India Suffering Worst Water Crisis

Save water, save life

Water connects every aspect of life. Water is the normal part of daily life for everyone, everywhere but now-a-days they are not. Access to safe water and sanitation can quickly turn problems into potential – empowering people with time for school and work, and contributing to improved health for women, children, and families around the world. Over 2 billion people around the world don’t have access to safe water. While India’s economy continues to grow rapidly, hundreds of millions of people across the country still live in poverty, malnutrition, unhygienic living conditions, and without access to clean drinking water.

 

In order to address India’s water problems. It is important to understand that the roots of the current water crisis do not lie in a deficient or delayed monsoon as is being made out by the Indian media. In fact, it is years of government neglect, wrong incentives and outright misuse of the country’s water resources which has led to the current crisis. It is this overexploitation of groundwater resources, more so, in the north-western part of the country which is one of the main reasons for India’s water crisis

According to the NITI Aayog report, The Consequences of Water Crisis are:

  • More than 600 million people are facing severe water shortages nationwide
  • 75% of households do not have drinking water on premise. 84% rural households do not have piped water access. 70% of our water is contaminated; India is currently ranked 120 among 122 countries in the water quality index.
  • On an average nearly 200,000 Indian lives are lost every year due to inadequate supply or contamination of water.
  • India is the world’s biggest groundwater extractor.
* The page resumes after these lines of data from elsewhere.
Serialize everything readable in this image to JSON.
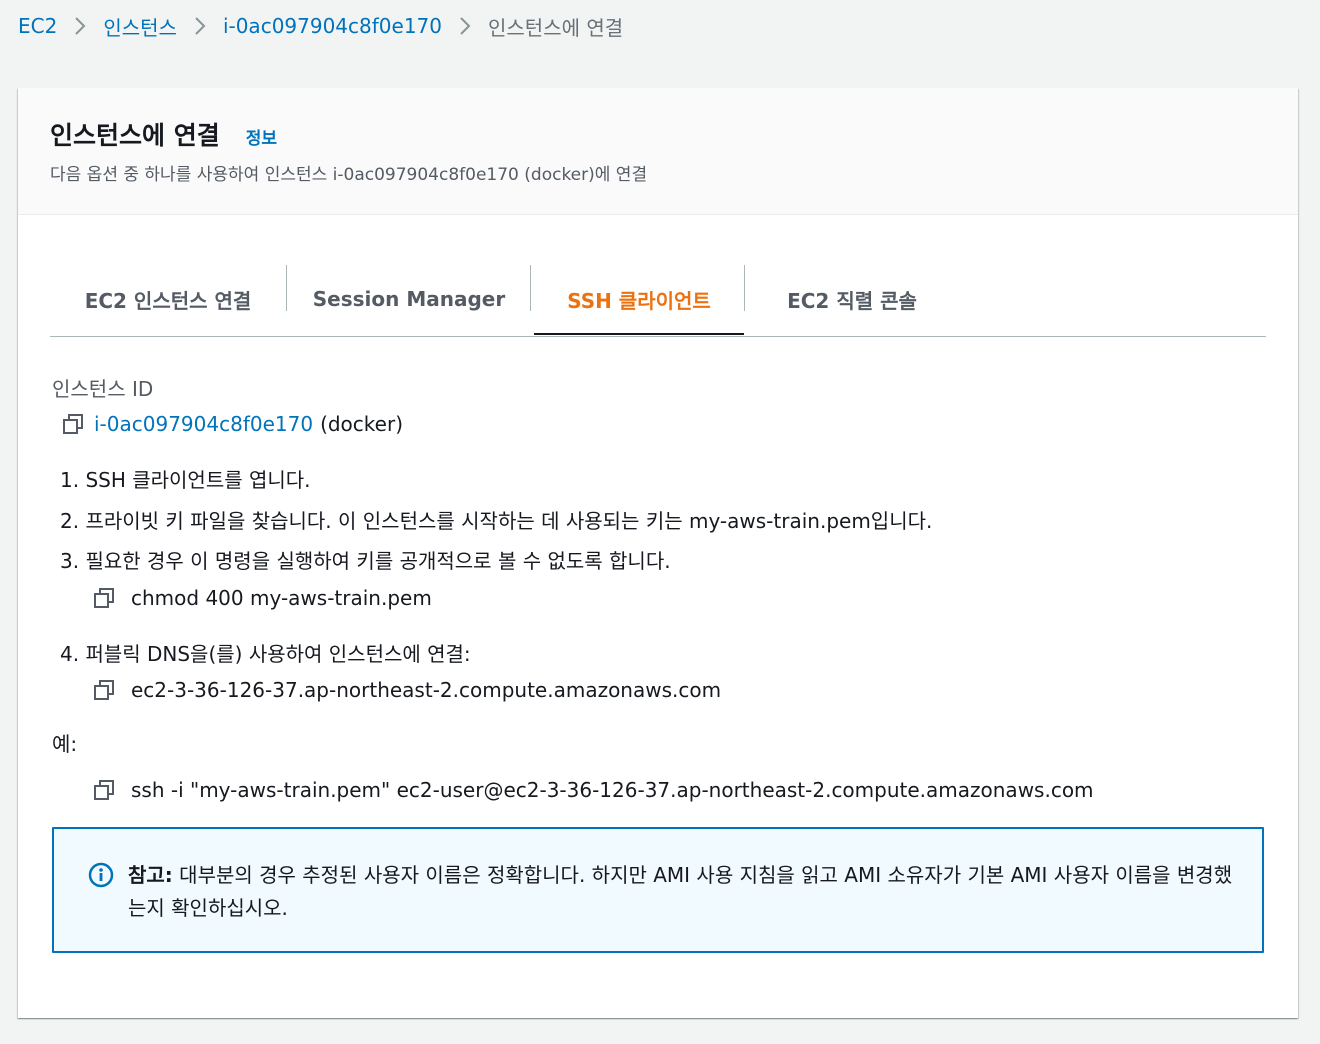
{
  "breadcrumb": {
    "items": [
      "EC2",
      "인스턴스",
      "i-0ac097904c8f0e170"
    ],
    "current": "인스턴스에 연결"
  },
  "header": {
    "title": "인스턴스에 연결",
    "info_link": "정보",
    "description": "다음 옵션 중 하나를 사용하여 인스턴스 i-0ac097904c8f0e170 (docker)에 연결"
  },
  "tabs": [
    {
      "label": "EC2 인스턴스 연결",
      "active": false
    },
    {
      "label": "Session Manager",
      "active": false
    },
    {
      "label": "SSH 클라이언트",
      "active": true
    },
    {
      "label": "EC2 직렬 콘솔",
      "active": false
    }
  ],
  "instance": {
    "label": "인스턴스 ID",
    "id": "i-0ac097904c8f0e170",
    "name_suffix": "(docker)"
  },
  "steps": [
    "1. SSH 클라이언트를 엽니다.",
    "2. 프라이빗 키 파일을 찾습니다. 이 인스턴스를 시작하는 데 사용되는 키는 my-aws-train.pem입니다.",
    "3. 필요한 경우 이 명령을 실행하여 키를 공개적으로 볼 수 없도록 합니다.",
    "4. 퍼블릭 DNS을(를) 사용하여 인스턴스에 연결:"
  ],
  "commands": {
    "chmod": "chmod 400 my-aws-train.pem",
    "dns": "ec2-3-36-126-37.ap-northeast-2.compute.amazonaws.com",
    "example_label": "예:",
    "ssh": "ssh -i \"my-aws-train.pem\" ec2-user@ec2-3-36-126-37.ap-northeast-2.compute.amazonaws.com"
  },
  "note": {
    "label": "참고:",
    "text": " 대부분의 경우 추정된 사용자 이름은 정확합니다. 하지만 AMI 사용 지침을 읽고 AMI 소유자가 기본 AMI 사용자 이름을 변경했는지 확인하십시오."
  },
  "colors": {
    "link": "#0073bb",
    "active_tab": "#ec7211",
    "info_bg": "#f1faff",
    "info_border": "#0073bb"
  },
  "icons": [
    "chevron-right-icon",
    "copy-icon",
    "info-icon"
  ]
}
It forecasts that 21 cities, including Delhi, Bengaluru, Chennai and Hyderabad, will run out of groundwater by 2020; also, 40% of our citizens will have no access to drinking water by 2030.
  • By 2030, estimates indicate that India’s water demand will exceed supply by a factor of two.
  • This will be implying severe water scarcity for hundreds of millions and an eventual loss of around 6% of the country’s GDP by 2050.
  • Inter-State disputes over the water issue has been raising.
  • According to the NITI Aayog database, 54% of wells in India are declining in level due to unsustainable withdrawals for irrigation.